Aku yang pada dasarnya sudah curiga, langsung menyusul ke Bogor ketika mendengar dari sekretarisnya dia akan pergi Bogor.

Bogor adalah tempat kami dilahirkan, jadi aku tahu di mana saja tempat yang akan dibangun pabrik.

Karena aku berpikir dia Nizam ke Bogor untuk menemui selingkuhannya, aku juga menelepon Selena dengan maksud agar dia ikut ke Bogor. Namun, siapa yang akan menyangka kalau ternyata dia malah curiga bahwa yang menjadi selingkuhan suaminya adalah aku.

Sekarang aku berada di rumah yang selalu aku sewa untuk tinggal selama berada di Bogor, tapi Selena ikut dengan keluarga yang baru dikenalnya. Awalnya aku khawatir, tapi setelah melihat mereka adalah orang yang baik, aku baru bernapas lega. Akan tetapi, tetap saja siapa yang akan menyangka niatku untuk menjadi detektif malah berkahir seperti pelakor.

"Kenapa? Apa ada yang mengganggu pikiranmu?" Seorang pria mendekat ke arahku, dia adalah Hans.

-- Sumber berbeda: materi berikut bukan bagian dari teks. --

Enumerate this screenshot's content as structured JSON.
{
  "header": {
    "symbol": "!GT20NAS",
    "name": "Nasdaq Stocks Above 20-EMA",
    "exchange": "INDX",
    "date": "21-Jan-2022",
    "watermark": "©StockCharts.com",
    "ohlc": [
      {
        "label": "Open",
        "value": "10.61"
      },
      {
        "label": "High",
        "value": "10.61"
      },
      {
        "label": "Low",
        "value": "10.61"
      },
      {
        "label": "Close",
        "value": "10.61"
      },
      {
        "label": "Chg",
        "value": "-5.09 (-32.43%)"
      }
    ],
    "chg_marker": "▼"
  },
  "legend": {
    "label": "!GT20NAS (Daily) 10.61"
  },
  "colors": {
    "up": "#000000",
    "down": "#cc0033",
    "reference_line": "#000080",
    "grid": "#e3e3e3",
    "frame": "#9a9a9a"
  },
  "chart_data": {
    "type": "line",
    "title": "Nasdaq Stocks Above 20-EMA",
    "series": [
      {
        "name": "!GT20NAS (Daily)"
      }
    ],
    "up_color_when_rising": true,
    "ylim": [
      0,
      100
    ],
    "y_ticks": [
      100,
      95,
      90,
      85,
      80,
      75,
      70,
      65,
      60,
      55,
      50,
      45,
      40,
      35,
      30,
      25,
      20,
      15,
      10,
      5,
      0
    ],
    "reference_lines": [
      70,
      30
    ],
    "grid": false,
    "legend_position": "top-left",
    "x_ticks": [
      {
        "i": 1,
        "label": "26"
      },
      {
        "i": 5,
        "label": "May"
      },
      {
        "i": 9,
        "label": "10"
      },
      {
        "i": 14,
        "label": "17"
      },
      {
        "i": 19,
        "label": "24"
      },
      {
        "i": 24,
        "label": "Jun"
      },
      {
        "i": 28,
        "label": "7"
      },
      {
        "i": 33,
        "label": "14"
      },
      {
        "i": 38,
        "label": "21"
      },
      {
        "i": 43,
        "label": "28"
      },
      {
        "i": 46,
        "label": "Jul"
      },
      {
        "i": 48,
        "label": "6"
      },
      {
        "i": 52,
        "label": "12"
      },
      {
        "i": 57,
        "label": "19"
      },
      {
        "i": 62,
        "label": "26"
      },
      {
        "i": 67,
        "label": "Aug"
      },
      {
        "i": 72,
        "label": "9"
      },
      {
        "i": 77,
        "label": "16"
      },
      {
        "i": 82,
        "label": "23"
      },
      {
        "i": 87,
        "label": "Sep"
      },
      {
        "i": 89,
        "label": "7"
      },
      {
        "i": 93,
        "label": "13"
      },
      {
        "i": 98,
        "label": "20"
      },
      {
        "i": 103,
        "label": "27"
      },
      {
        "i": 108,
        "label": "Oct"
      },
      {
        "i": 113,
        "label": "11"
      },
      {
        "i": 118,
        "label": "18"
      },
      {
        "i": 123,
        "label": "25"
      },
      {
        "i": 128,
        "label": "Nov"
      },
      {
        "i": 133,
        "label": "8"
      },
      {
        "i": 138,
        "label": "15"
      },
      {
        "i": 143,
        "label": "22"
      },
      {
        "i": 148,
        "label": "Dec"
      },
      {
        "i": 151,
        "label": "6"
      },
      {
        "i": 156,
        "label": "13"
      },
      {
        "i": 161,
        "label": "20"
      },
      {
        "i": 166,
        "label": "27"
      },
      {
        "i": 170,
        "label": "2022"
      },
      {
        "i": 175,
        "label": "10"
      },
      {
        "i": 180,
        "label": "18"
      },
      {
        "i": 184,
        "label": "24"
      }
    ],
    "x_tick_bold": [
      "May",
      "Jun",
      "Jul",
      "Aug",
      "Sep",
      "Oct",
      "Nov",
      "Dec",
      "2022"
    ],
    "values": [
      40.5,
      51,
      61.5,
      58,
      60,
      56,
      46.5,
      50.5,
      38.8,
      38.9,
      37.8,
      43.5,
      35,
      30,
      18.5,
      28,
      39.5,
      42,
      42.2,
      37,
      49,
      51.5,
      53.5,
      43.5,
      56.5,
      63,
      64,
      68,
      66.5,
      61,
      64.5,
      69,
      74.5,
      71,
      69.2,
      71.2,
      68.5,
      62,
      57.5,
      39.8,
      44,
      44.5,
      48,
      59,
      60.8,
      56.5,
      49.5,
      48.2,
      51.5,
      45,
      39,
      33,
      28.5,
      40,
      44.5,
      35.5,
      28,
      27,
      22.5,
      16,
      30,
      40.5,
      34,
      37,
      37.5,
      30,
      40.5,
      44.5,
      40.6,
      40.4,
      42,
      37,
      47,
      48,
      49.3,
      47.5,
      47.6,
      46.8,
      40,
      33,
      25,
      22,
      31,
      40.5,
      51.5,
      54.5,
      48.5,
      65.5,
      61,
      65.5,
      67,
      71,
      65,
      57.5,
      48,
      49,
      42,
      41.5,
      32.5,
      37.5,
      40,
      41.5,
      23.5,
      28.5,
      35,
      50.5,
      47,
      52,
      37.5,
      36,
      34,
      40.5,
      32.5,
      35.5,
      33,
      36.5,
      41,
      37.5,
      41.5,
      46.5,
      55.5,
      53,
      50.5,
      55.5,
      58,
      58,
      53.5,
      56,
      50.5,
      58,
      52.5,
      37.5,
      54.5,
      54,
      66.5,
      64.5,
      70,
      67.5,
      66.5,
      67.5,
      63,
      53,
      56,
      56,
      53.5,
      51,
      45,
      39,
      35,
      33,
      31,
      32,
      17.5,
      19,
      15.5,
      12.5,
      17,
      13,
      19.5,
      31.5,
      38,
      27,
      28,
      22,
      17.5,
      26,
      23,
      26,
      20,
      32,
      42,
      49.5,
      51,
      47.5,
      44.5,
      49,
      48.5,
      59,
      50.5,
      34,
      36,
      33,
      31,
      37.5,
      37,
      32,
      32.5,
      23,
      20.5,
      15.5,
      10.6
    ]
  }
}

Kakak kandung yang sangat menyayangiku dan pria yang tergila-gila dengan Selena.

"Banyak," desahku.

"Apa itu? Tentang Selena lagi? Ya, sudah, sana minta maaf. Bukannya kalian terbiasa seperti itu?" jawabnya enteng.

"Kali ini tidak sesederhana seperti itu, Aa." Aku mengusap wajah kasar.

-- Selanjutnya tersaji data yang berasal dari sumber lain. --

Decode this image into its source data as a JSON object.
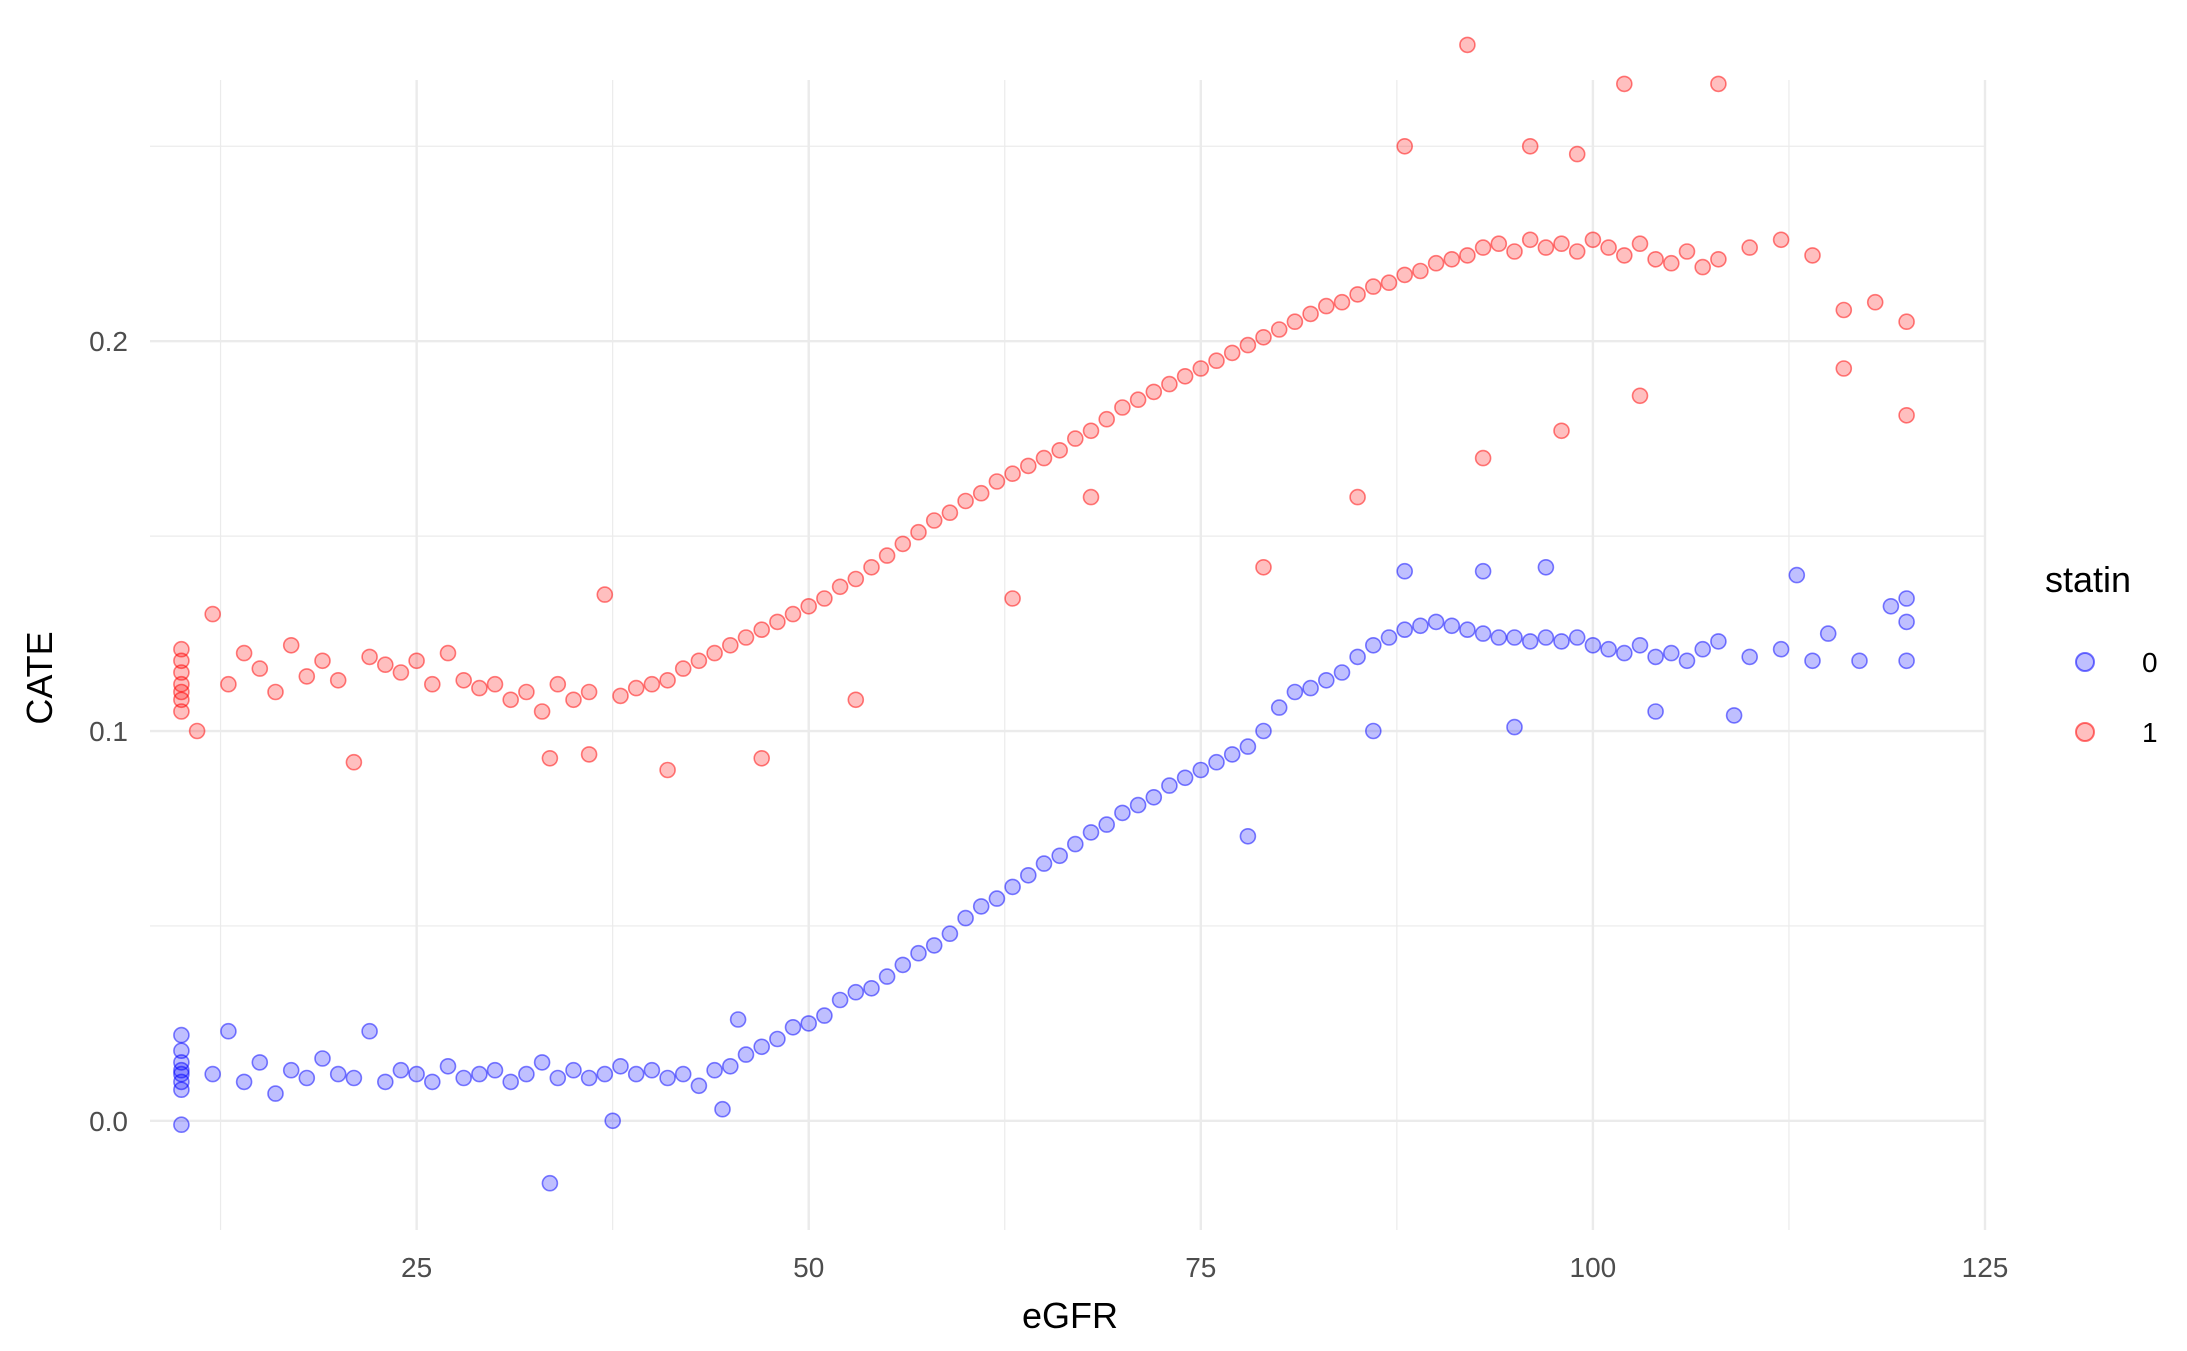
{
  "chart_data": {
    "type": "scatter",
    "title": "",
    "xlabel": "eGFR",
    "ylabel": "CATE",
    "xlim": [
      8,
      125
    ],
    "ylim": [
      -0.028,
      0.267
    ],
    "x_ticks": [
      25,
      50,
      75,
      100,
      125
    ],
    "y_ticks": [
      0.0,
      0.1,
      0.2
    ],
    "x_tick_labels": [
      "25",
      "50",
      "75",
      "100",
      "125"
    ],
    "y_tick_labels": [
      "0.0",
      "0.1",
      "0.2"
    ],
    "grid": true,
    "legend": {
      "title": "statin",
      "position": "right"
    },
    "series": [
      {
        "name": "0",
        "color": "#0000ff",
        "opacity": 0.25,
        "points": [
          [
            10,
            0.012
          ],
          [
            10,
            0.015
          ],
          [
            10,
            0.008
          ],
          [
            10,
            0.018
          ],
          [
            10,
            0.01
          ],
          [
            10,
            0.013
          ],
          [
            10,
            0.022
          ],
          [
            10,
            -0.001
          ],
          [
            12,
            0.012
          ],
          [
            13,
            0.023
          ],
          [
            14,
            0.01
          ],
          [
            15,
            0.015
          ],
          [
            16,
            0.007
          ],
          [
            17,
            0.013
          ],
          [
            18,
            0.011
          ],
          [
            19,
            0.016
          ],
          [
            20,
            0.012
          ],
          [
            21,
            0.011
          ],
          [
            22,
            0.023
          ],
          [
            23,
            0.01
          ],
          [
            24,
            0.013
          ],
          [
            25,
            0.012
          ],
          [
            26,
            0.01
          ],
          [
            27,
            0.014
          ],
          [
            28,
            0.011
          ],
          [
            29,
            0.012
          ],
          [
            30,
            0.013
          ],
          [
            31,
            0.01
          ],
          [
            32,
            0.012
          ],
          [
            33,
            0.015
          ],
          [
            33.5,
            -0.016
          ],
          [
            34,
            0.011
          ],
          [
            35,
            0.013
          ],
          [
            36,
            0.011
          ],
          [
            37,
            0.012
          ],
          [
            37.5,
            0.0
          ],
          [
            38,
            0.014
          ],
          [
            39,
            0.012
          ],
          [
            40,
            0.013
          ],
          [
            41,
            0.011
          ],
          [
            42,
            0.012
          ],
          [
            43,
            0.009
          ],
          [
            44,
            0.013
          ],
          [
            44.5,
            0.003
          ],
          [
            45,
            0.014
          ],
          [
            45.5,
            0.026
          ],
          [
            46,
            0.017
          ],
          [
            47,
            0.019
          ],
          [
            48,
            0.021
          ],
          [
            49,
            0.024
          ],
          [
            50,
            0.025
          ],
          [
            51,
            0.027
          ],
          [
            52,
            0.031
          ],
          [
            53,
            0.033
          ],
          [
            54,
            0.034
          ],
          [
            55,
            0.037
          ],
          [
            56,
            0.04
          ],
          [
            57,
            0.043
          ],
          [
            58,
            0.045
          ],
          [
            59,
            0.048
          ],
          [
            60,
            0.052
          ],
          [
            61,
            0.055
          ],
          [
            62,
            0.057
          ],
          [
            63,
            0.06
          ],
          [
            64,
            0.063
          ],
          [
            65,
            0.066
          ],
          [
            66,
            0.068
          ],
          [
            67,
            0.071
          ],
          [
            68,
            0.074
          ],
          [
            69,
            0.076
          ],
          [
            70,
            0.079
          ],
          [
            71,
            0.081
          ],
          [
            72,
            0.083
          ],
          [
            73,
            0.086
          ],
          [
            74,
            0.088
          ],
          [
            75,
            0.09
          ],
          [
            76,
            0.092
          ],
          [
            77,
            0.094
          ],
          [
            78,
            0.096
          ],
          [
            79,
            0.1
          ],
          [
            80,
            0.106
          ],
          [
            81,
            0.11
          ],
          [
            82,
            0.111
          ],
          [
            83,
            0.113
          ],
          [
            84,
            0.115
          ],
          [
            85,
            0.119
          ],
          [
            86,
            0.122
          ],
          [
            87,
            0.124
          ],
          [
            88,
            0.126
          ],
          [
            89,
            0.127
          ],
          [
            90,
            0.128
          ],
          [
            91,
            0.127
          ],
          [
            92,
            0.126
          ],
          [
            93,
            0.125
          ],
          [
            94,
            0.124
          ],
          [
            95,
            0.124
          ],
          [
            96,
            0.123
          ],
          [
            97,
            0.124
          ],
          [
            98,
            0.123
          ],
          [
            99,
            0.124
          ],
          [
            100,
            0.122
          ],
          [
            101,
            0.121
          ],
          [
            102,
            0.12
          ],
          [
            103,
            0.122
          ],
          [
            104,
            0.119
          ],
          [
            105,
            0.12
          ],
          [
            106,
            0.118
          ],
          [
            107,
            0.121
          ],
          [
            108,
            0.123
          ],
          [
            110,
            0.119
          ],
          [
            112,
            0.121
          ],
          [
            113,
            0.14
          ],
          [
            114,
            0.118
          ],
          [
            115,
            0.125
          ],
          [
            117,
            0.118
          ],
          [
            119,
            0.132
          ],
          [
            120,
            0.134
          ],
          [
            120,
            0.128
          ],
          [
            120,
            0.118
          ],
          [
            78,
            0.073
          ],
          [
            86,
            0.1
          ],
          [
            95,
            0.101
          ],
          [
            104,
            0.105
          ],
          [
            109,
            0.104
          ],
          [
            88,
            0.141
          ],
          [
            93,
            0.141
          ],
          [
            97,
            0.142
          ]
        ]
      },
      {
        "name": "1",
        "color": "#ff0000",
        "opacity": 0.25,
        "points": [
          [
            10,
            0.112
          ],
          [
            10,
            0.108
          ],
          [
            10,
            0.118
          ],
          [
            10,
            0.115
          ],
          [
            10,
            0.121
          ],
          [
            10,
            0.105
          ],
          [
            10,
            0.11
          ],
          [
            11,
            0.1
          ],
          [
            12,
            0.13
          ],
          [
            13,
            0.112
          ],
          [
            14,
            0.12
          ],
          [
            15,
            0.116
          ],
          [
            16,
            0.11
          ],
          [
            17,
            0.122
          ],
          [
            18,
            0.114
          ],
          [
            19,
            0.118
          ],
          [
            20,
            0.113
          ],
          [
            21,
            0.092
          ],
          [
            22,
            0.119
          ],
          [
            23,
            0.117
          ],
          [
            24,
            0.115
          ],
          [
            25,
            0.118
          ],
          [
            26,
            0.112
          ],
          [
            27,
            0.12
          ],
          [
            28,
            0.113
          ],
          [
            29,
            0.111
          ],
          [
            30,
            0.112
          ],
          [
            31,
            0.108
          ],
          [
            32,
            0.11
          ],
          [
            33,
            0.105
          ],
          [
            33.5,
            0.093
          ],
          [
            34,
            0.112
          ],
          [
            35,
            0.108
          ],
          [
            36,
            0.11
          ],
          [
            37,
            0.135
          ],
          [
            38,
            0.109
          ],
          [
            39,
            0.111
          ],
          [
            40,
            0.112
          ],
          [
            41,
            0.113
          ],
          [
            42,
            0.116
          ],
          [
            43,
            0.118
          ],
          [
            44,
            0.12
          ],
          [
            45,
            0.122
          ],
          [
            46,
            0.124
          ],
          [
            47,
            0.126
          ],
          [
            48,
            0.128
          ],
          [
            49,
            0.13
          ],
          [
            50,
            0.132
          ],
          [
            51,
            0.134
          ],
          [
            52,
            0.137
          ],
          [
            53,
            0.139
          ],
          [
            54,
            0.142
          ],
          [
            55,
            0.145
          ],
          [
            56,
            0.148
          ],
          [
            57,
            0.151
          ],
          [
            58,
            0.154
          ],
          [
            59,
            0.156
          ],
          [
            60,
            0.159
          ],
          [
            61,
            0.161
          ],
          [
            62,
            0.164
          ],
          [
            63,
            0.166
          ],
          [
            64,
            0.168
          ],
          [
            65,
            0.17
          ],
          [
            66,
            0.172
          ],
          [
            67,
            0.175
          ],
          [
            68,
            0.177
          ],
          [
            69,
            0.18
          ],
          [
            70,
            0.183
          ],
          [
            71,
            0.185
          ],
          [
            72,
            0.187
          ],
          [
            73,
            0.189
          ],
          [
            74,
            0.191
          ],
          [
            75,
            0.193
          ],
          [
            76,
            0.195
          ],
          [
            77,
            0.197
          ],
          [
            78,
            0.199
          ],
          [
            79,
            0.201
          ],
          [
            80,
            0.203
          ],
          [
            81,
            0.205
          ],
          [
            82,
            0.207
          ],
          [
            83,
            0.209
          ],
          [
            84,
            0.21
          ],
          [
            85,
            0.212
          ],
          [
            86,
            0.214
          ],
          [
            87,
            0.215
          ],
          [
            88,
            0.217
          ],
          [
            89,
            0.218
          ],
          [
            90,
            0.22
          ],
          [
            91,
            0.221
          ],
          [
            92,
            0.222
          ],
          [
            93,
            0.224
          ],
          [
            94,
            0.225
          ],
          [
            95,
            0.223
          ],
          [
            96,
            0.226
          ],
          [
            97,
            0.224
          ],
          [
            98,
            0.225
          ],
          [
            99,
            0.223
          ],
          [
            100,
            0.226
          ],
          [
            101,
            0.224
          ],
          [
            102,
            0.222
          ],
          [
            103,
            0.225
          ],
          [
            104,
            0.221
          ],
          [
            105,
            0.22
          ],
          [
            106,
            0.223
          ],
          [
            107,
            0.219
          ],
          [
            108,
            0.221
          ],
          [
            110,
            0.224
          ],
          [
            112,
            0.226
          ],
          [
            114,
            0.222
          ],
          [
            116,
            0.208
          ],
          [
            118,
            0.21
          ],
          [
            120,
            0.205
          ],
          [
            120,
            0.181
          ],
          [
            116,
            0.193
          ],
          [
            92,
            0.276
          ],
          [
            102,
            0.266
          ],
          [
            108,
            0.266
          ],
          [
            93,
            0.17
          ],
          [
            98,
            0.177
          ],
          [
            103,
            0.186
          ],
          [
            68,
            0.16
          ],
          [
            63,
            0.134
          ],
          [
            79,
            0.142
          ],
          [
            41,
            0.09
          ],
          [
            47,
            0.093
          ],
          [
            53,
            0.108
          ],
          [
            36,
            0.094
          ],
          [
            85,
            0.16
          ],
          [
            88,
            0.25
          ],
          [
            96,
            0.25
          ],
          [
            99,
            0.248
          ]
        ]
      }
    ]
  }
}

"Memang tentang apa, sih?"

"Selena menganggap aku pelakor dan ingin merebut suaminya."

Mas Hans seketika terdiam dan kedua matanya menatapku tajam.

"Kamu mau merebut suaminya Selena? Astagfirullah, Rania. Menjadi pelakor itu sangat dilarang, bahkan peringatannya sudah jelas dan kamu sendiri tahu akan hal itu. Kenapa kamu malah melakukannya?" cecarnya histeris.

Aku semakin dibuat serba salah dengan sikap kakakku yang mudah terbawa suasana dan sembrono dalam menilai suatu hal.

"Apa pelakor? Siapa?"

Suara orang-orang mulai ramai dan siapa lagi kalau bukan keluargaku. Sepertinya Mas Hans tidak datang ke sini sendiri.

Bapak dan Emak langsung masuk dan menatapku tajam, bahkan adik-adikku menghambur-hamburkan pakaianku yang awalnya tertata rapi di dalam sebuah koper.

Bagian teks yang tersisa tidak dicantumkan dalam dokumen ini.